Svarte-Greiner-Black-Tie.jpeg   Black Tie est le premier album de Svarte Greiner — qui a par ailleurs enregistré une bonne dizaine d'albums sous différentes formes depuis 2006 — , alias du projet solo d'Erik K. Skodvin, musicien norvégien, sur son propre label Miasmah Recordings. Conçu au départ comme la bande son pour une installation de l'artiste norvégienne Marit Følstad, le disque s'insère parfaitement dans les sombres perspectives de son catalogue.

  Deux plages d'un peu plus de vingt minutes chacune pour la version envoyée à la presse (apparemment un titre supplémentaire pour le disque à paraître fin avril). La première, au titre éponyme, est une longue méditation pour violoncelle, cordes et sons électroniques d'ambiance.

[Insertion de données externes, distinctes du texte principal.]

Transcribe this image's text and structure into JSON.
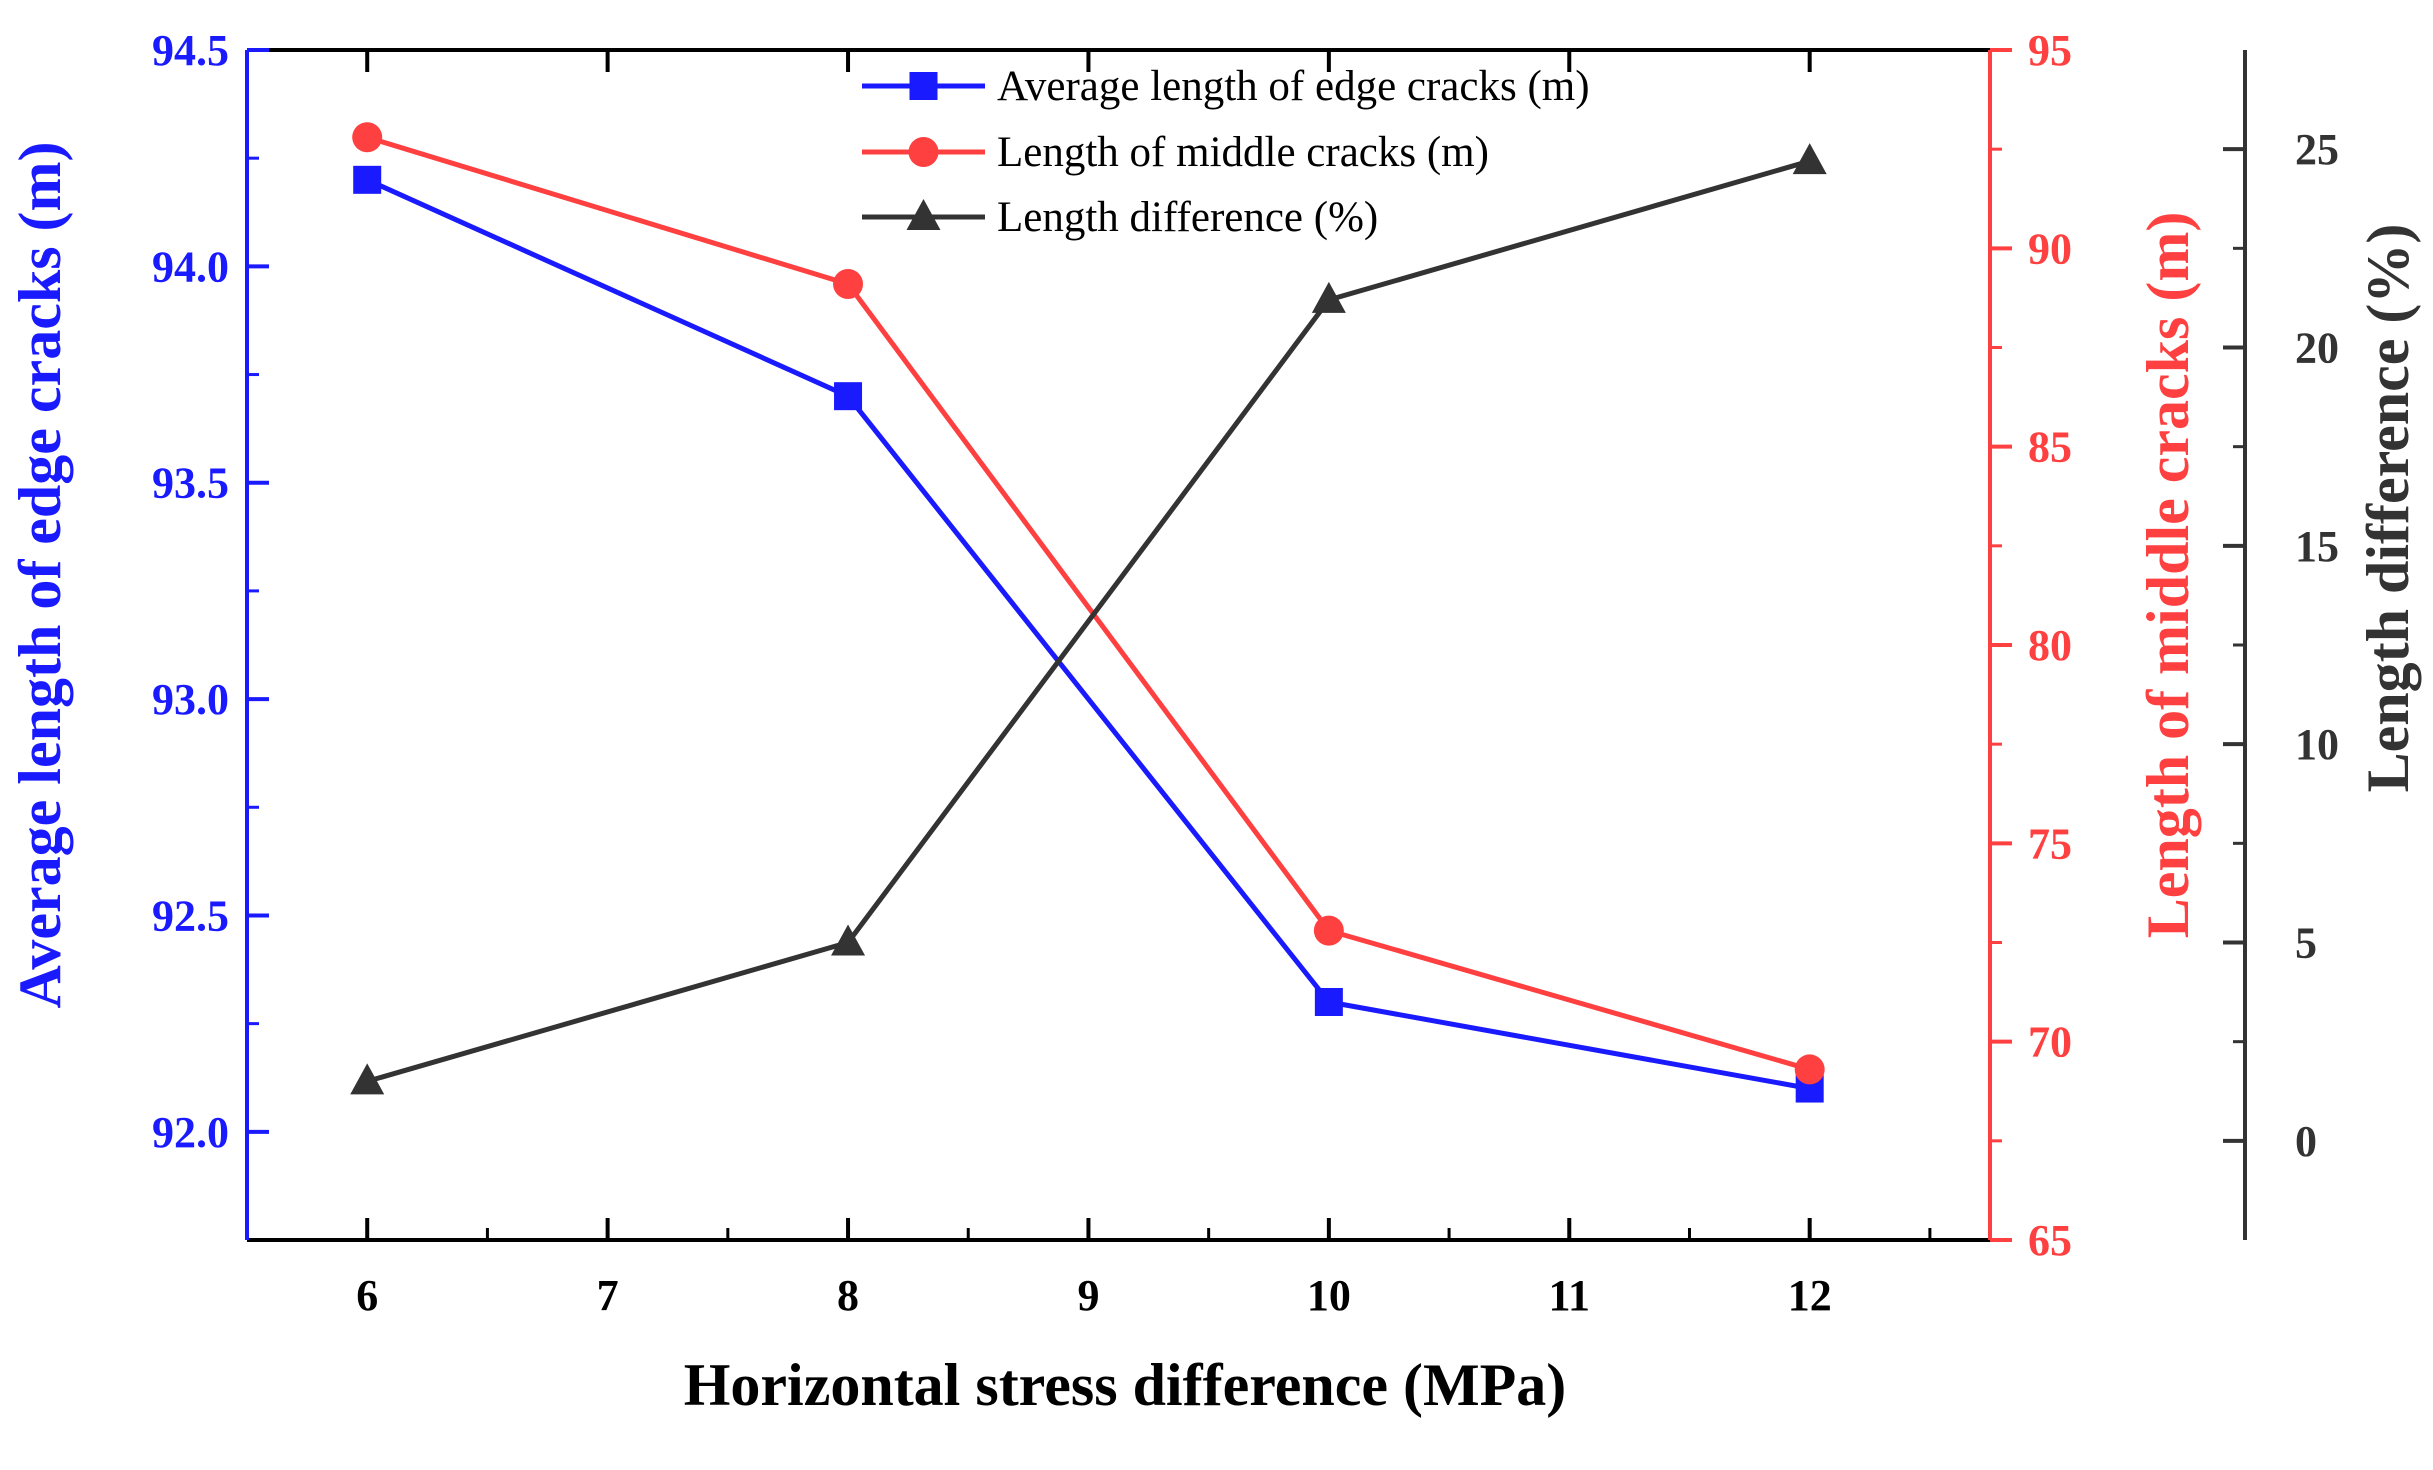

Le violoncelle est utilisé pizzicato dans les graves, au premier plan, pour rythmer implacablement, tranquillement, le morceau, tandis que les cordes et autres sons créent un arrière-plan mouvant. De ce rapport entre statisme hiératique et dynamisme insaisissable naît une belle tension dans toute la première moitié, tension finissant diminuendo, relayée par une phase d'indifférenciation, le violoncelle se fondant dans la toile fond, réduit à des grattements, chuintements, tandis que surgissent des déflagrations, démultipliées par des échos, réverbérations dans une atmosphère raréfiée. D'autres cordes viennent fulgurer en longues traînées incandescentes qui s'entrecroisent avec les décharges régulières. C'est superbe, hanté, sculpté, avec une fin surprenante : retour du violoncelle percussif, en frappes plus troubles, quasi sépulcrales avec les résonances étirées, ces liaisons noires qui ont sans doute amené le titre.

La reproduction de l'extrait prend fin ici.